Original U.S. WWII RH Pal 36 MkII-Style Fighting Knife with Leather Scabbard
Original Item: Only One Available. This is an excellent example of the U.S. PAL RH 36 fighting knife, manufactured by the PAL Cutlery Company, complete with original leather scabbard.
According to The Official Price Guide of Collector Knives by C Houston Price & Mark D Zaleysky, PAL was originally used as a trademark by the Utica Knife & Razor Company of Utica, NY from about 1924-1939. PAL marked knives of that era used blades imported from Germany, and the blades typically bore the word “Germany” as well. Another company using the name PAL was established in Chicago in 1934. This company was known as the Pal Blade Company of Chicago, and was started by Otto Kraus. In 1935 the two “PAL” companies merged into one, known simply as the PAL Blade Company, and opened a manufacturing facility in Plattsburg, NY. Around 1940 PAL purchased the cutlery division of the Remington Arms Company, including of their existing stock of completed knives and knife parts.

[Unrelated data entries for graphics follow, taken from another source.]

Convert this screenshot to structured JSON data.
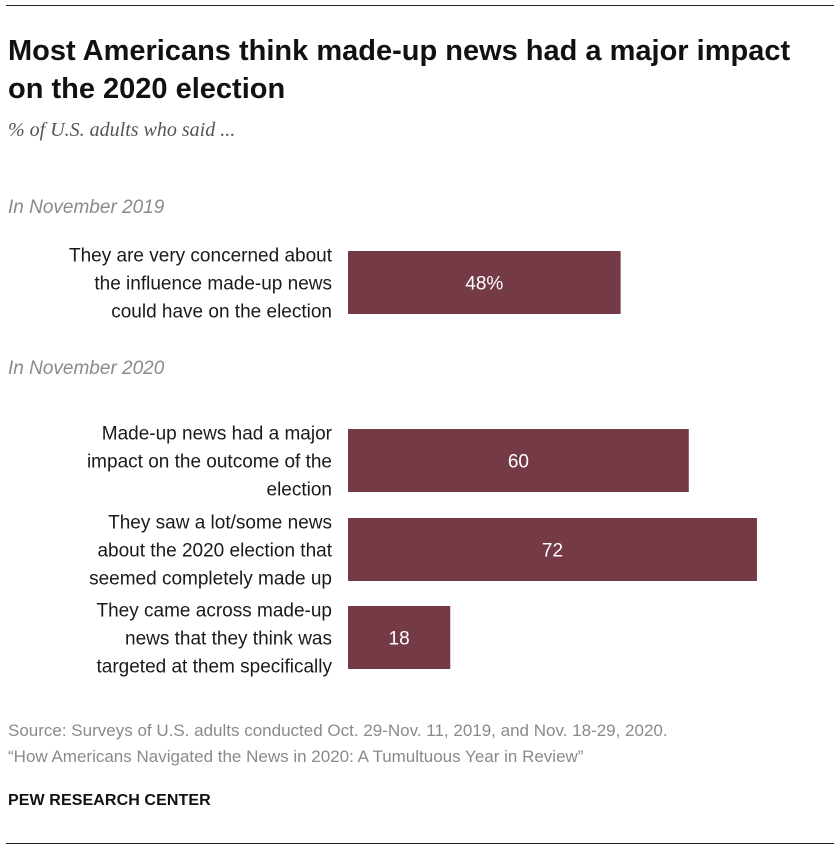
{
  "header": {
    "title": "Most Americans think made-up news had a major impact on the 2020 election",
    "subtitle": "% of U.S. adults who said ..."
  },
  "groups": [
    {
      "label": "In November 2019"
    },
    {
      "label": "In November 2020"
    }
  ],
  "chart_data": {
    "type": "bar",
    "orientation": "horizontal",
    "bar_color": "#743b47",
    "label_color": "#ffffff",
    "xlim": [
      0,
      100
    ],
    "categories": [
      [
        "They are very concerned about",
        "the influence made-up news",
        "could have on the election"
      ],
      [
        "Made-up news had a major",
        "impact on the outcome of the",
        "election"
      ],
      [
        "They saw a lot/some news",
        "about the 2020 election that",
        "seemed completely made up"
      ],
      [
        "They came across made-up",
        "news that they think was",
        "targeted at them specifically"
      ]
    ],
    "values": [
      48,
      60,
      72,
      18
    ],
    "data_labels": [
      "48%",
      "60",
      "72",
      "18"
    ],
    "group_index": [
      0,
      1,
      1,
      1
    ]
  },
  "footer": {
    "source_lines": [
      "Source: Surveys of U.S. adults conducted Oct. 29-Nov. 11, 2019, and Nov. 18-29, 2020.",
      "“How Americans Navigated the News in 2020: A Tumultuous Year in Review”"
    ],
    "brand": "PEW RESEARCH CENTER"
  }
}
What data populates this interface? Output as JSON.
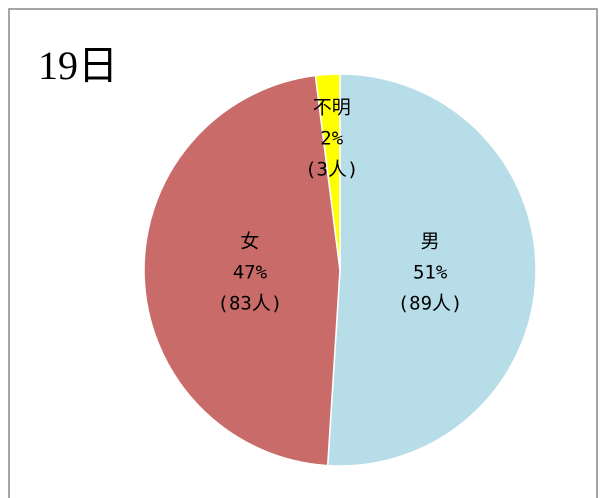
{
  "chart_data": {
    "type": "pie",
    "title": "19日",
    "categories": [
      "男",
      "女",
      "不明"
    ],
    "values": [
      51,
      47,
      2
    ],
    "value_labels": [
      "51%",
      "47%",
      "2%"
    ],
    "count_labels": [
      "(89人)",
      "(83人)",
      "(3人)"
    ],
    "colors": [
      "#b7dde8",
      "#c96b69",
      "#ffff00"
    ]
  }
}
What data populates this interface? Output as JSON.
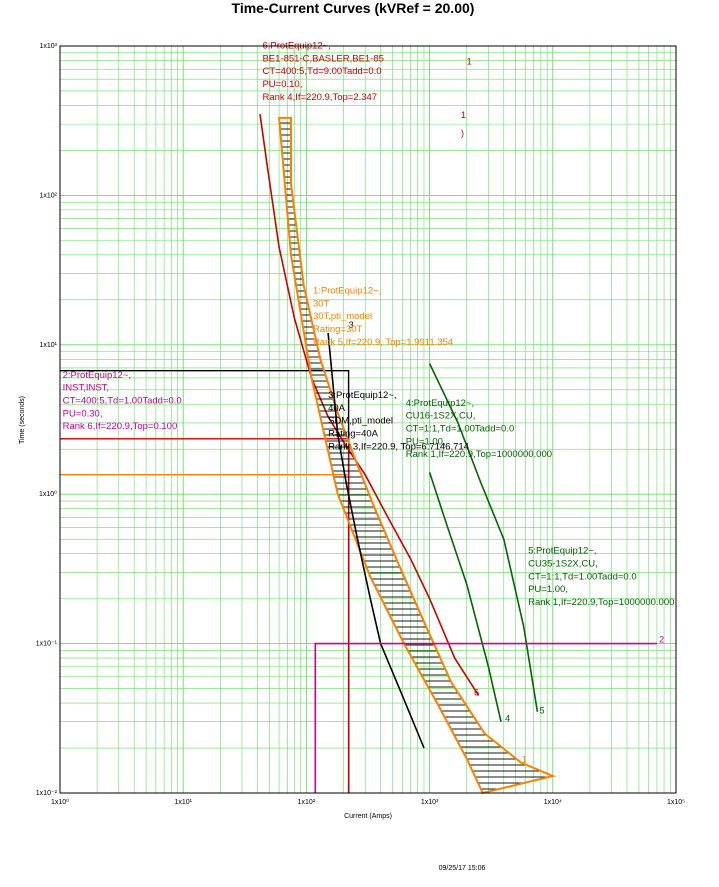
{
  "chart_data": {
    "type": "line",
    "title": "Time-Current Curves (kVRef = 20.00)",
    "xlabel": "Current (Amps)",
    "ylabel": "Time (seconds)",
    "x_scale": "log",
    "y_scale": "log",
    "xlim": [
      1,
      100000
    ],
    "ylim": [
      0.01,
      1000
    ],
    "grid": true,
    "x_ticks": [
      "1x10⁰",
      "1x10¹",
      "1x10²",
      "1x10³",
      "1x10⁴",
      "1x10⁵"
    ],
    "y_ticks": [
      "1x10⁻²",
      "1x10⁻¹",
      "1x10⁰",
      "1x10¹",
      "1x10²",
      "1x10³"
    ],
    "timestamp": "09/25/17 15:06",
    "series": [
      {
        "name": "6",
        "color": "#cc0000",
        "x": [
          42,
          48,
          60,
          80,
          110,
          150,
          210,
          300,
          450,
          700,
          1000,
          1600,
          2500
        ],
        "y": [
          350,
          160,
          45,
          15,
          6,
          3.3,
          2.1,
          1.35,
          0.72,
          0.37,
          0.2,
          0.08,
          0.045
        ]
      },
      {
        "name": "1",
        "color": "#ff8000",
        "fill": "hatched",
        "x": [
          60,
          75,
          75,
          95,
          130,
          180,
          250,
          360,
          560,
          900,
          1500,
          2800,
          5500,
          10000,
          2700,
          2000,
          1150,
          620,
          330,
          180,
          110,
          75,
          60
        ],
        "y": [
          330,
          330,
          120,
          25,
          8,
          3.5,
          1.7,
          0.8,
          0.34,
          0.14,
          0.055,
          0.025,
          0.016,
          0.013,
          0.01,
          0.017,
          0.04,
          0.1,
          0.28,
          1.0,
          6.0,
          40,
          330
        ]
      },
      {
        "name": "3",
        "color": "#000000",
        "x": [
          150,
          180,
          210,
          260,
          330,
          400,
          600,
          900
        ],
        "y": [
          12,
          2.5,
          1.2,
          0.5,
          0.2,
          0.1,
          0.045,
          0.02
        ]
      },
      {
        "name": "4",
        "color": "#006600",
        "x": [
          1000,
          1400,
          2000,
          3000,
          3800
        ],
        "y": [
          1.4,
          0.6,
          0.25,
          0.07,
          0.03
        ]
      },
      {
        "name": "5",
        "color": "#006600",
        "x": [
          1000,
          1700,
          2600,
          4000,
          5800,
          7500
        ],
        "y": [
          7.5,
          3,
          1.2,
          0.5,
          0.13,
          0.035
        ]
      },
      {
        "name": "2",
        "color": "#cc0099",
        "x": [
          118,
          118,
          70000
        ],
        "y": [
          0.01,
          0.1,
          0.1
        ]
      }
    ],
    "reference_lines": [
      {
        "color": "#000000",
        "x": [
          1,
          220,
          220
        ],
        "y": [
          6.71,
          6.71,
          0.01
        ]
      },
      {
        "color": "#cc0000",
        "x": [
          1,
          220.9
        ],
        "y": [
          2.347,
          2.347
        ]
      },
      {
        "color": "#ff8000",
        "x": [
          1,
          220.9
        ],
        "y": [
          1.35,
          1.35
        ]
      },
      {
        "color": "#cc0000",
        "x": [
          220.9,
          220.9
        ],
        "y": [
          0.01,
          2.347
        ]
      }
    ],
    "curve_labels": [
      {
        "text": "1",
        "color": "#cc0000",
        "x": 2000,
        "y": 750
      },
      {
        "text": "1",
        "color": "#cc0000",
        "x": 1800,
        "y": 330
      },
      {
        "text": ")",
        "color": "#cc0000",
        "x": 1800,
        "y": 250
      },
      {
        "text": "3",
        "color": "#000000",
        "x": 220,
        "y": 13
      },
      {
        "text": "6",
        "color": "#cc0000",
        "x": 2300,
        "y": 0.045
      },
      {
        "text": "4",
        "color": "#006600",
        "x": 4100,
        "y": 0.03
      },
      {
        "text": "5",
        "color": "#006600",
        "x": 7800,
        "y": 0.034
      },
      {
        "text": "1",
        "color": "#ff8000",
        "x": 5600,
        "y": 0.016
      },
      {
        "text": "2",
        "color": "#cc0099",
        "x": 73000,
        "y": 0.102
      }
    ],
    "annotations": [
      {
        "color": "#cc0000",
        "x": 44,
        "y": 960,
        "lines": [
          "6:ProtEquip12~,",
          "BE1-851-C,BASLER,BE1-85",
          "CT=400:5,Td=9.00Tadd=0.0",
          "PU=0.10,",
          "Rank 4,If=220.9,Top=2.347"
        ]
      },
      {
        "color": "#ff8000",
        "x": 113,
        "y": 22,
        "lines": [
          "1:ProtEquip12~,",
          "30T",
          "30T,pti_model",
          "Rating=30T",
          "Rank 5,If=220.9, Top=1.9911.354"
        ]
      },
      {
        "color": "#000000",
        "x": 150,
        "y": 4.4,
        "lines": [
          "3:ProtEquip12~,",
          "40A",
          "SDM,pti_model",
          "Rating=40A",
          "Rank 3,If=220.9, Top=6.7146.714"
        ]
      },
      {
        "color": "#cc0099",
        "x": 1.05,
        "y": 6.0,
        "lines": [
          "2:ProtEquip12~,",
          "INST,INST,",
          "CT=400:5,Td=1.00Tadd=0.0",
          "PU=0.30,",
          "Rank 6,If=220.9,Top=0.100"
        ]
      },
      {
        "color": "#006600",
        "x": 640,
        "y": 3.9,
        "lines": [
          "4:ProtEquip12~,",
          "CU16-1S2X,CU,",
          "CT=1:1,Td=1.00Tadd=0.0",
          "PU=1.00,",
          "Rank 1,If=220.9,Top=1000000.000"
        ]
      },
      {
        "color": "#006600",
        "x": 6300,
        "y": 0.4,
        "lines": [
          "5:ProtEquip12~,",
          "CU35-1S2X,CU,",
          "CT=1:1,Td=1.00Tadd=0.0",
          "PU=1.00,",
          "Rank 1,If=220.9,Top=1000000.000"
        ]
      }
    ]
  }
}
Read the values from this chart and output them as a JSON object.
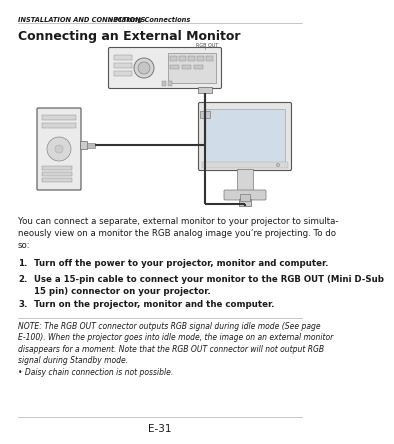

While PAL was originally a manufacturer of pocketknives, but after the Remington acquisition they expanded their range of products to include a variety of fixed blade knives as well. PAL received a number of US government knife contracts during World War II and produced thousands of combat knives during the war years. Pal went out of business in 1953.The USN Mark 1 combat knife was produced by a variety of manufactures during World War II and was issued to Navy personnel by the thousands. It had a 5 ¼” long blade and was patterned after typical hunting and sideknives of the era. The subsequent Mark 2 knife had a longer 7” blade.
This particular example was manufactured by the PAL Cutlery Company, and is in very good condition, complete with the matching leather scabbard. It has a substantial 6 1/4 inch long wide clip-point blade, patterned after the USN MkII. The ricasso is clearly marked on one side of the blade: RH – PAL / MADE IN USA – 36. These were generally private purchase knives, and were available to anyone, as well as the public. The blade is in very good condition, and still has a lot of the original phosphate finish on the blade body. It has the usual wear on the edges and corners, and has been sharped some, though not enough to change the shape of the blade, and still shows original factory grind marks.
The hilt is composed of multiple thin leather washers, with the ones closest to the cross guard being of dark red and black plastic. This same dark red washer pattern occurs near the cast aluminum pommel cap as well. The leather does show aging and a bit of wear, though there is no cracking or major damage. A nice lightly used grip, just the way you want to find them.
The scabbard is the earliest leather version and is in very good condition. The leather has aged to a nice red brown, and is still supple, with no cracking that we can see. The snap is still functional, though the finish has worn off, and there is some verdigris build up. Also, one of the top rivets on the scabbard side has pulled through, however this does not impact the functionality.
Overall this is a great chance to own a gently used PAL 36 knife. No collection of World War II US military knives is complete without a PAL knife. Ready to display.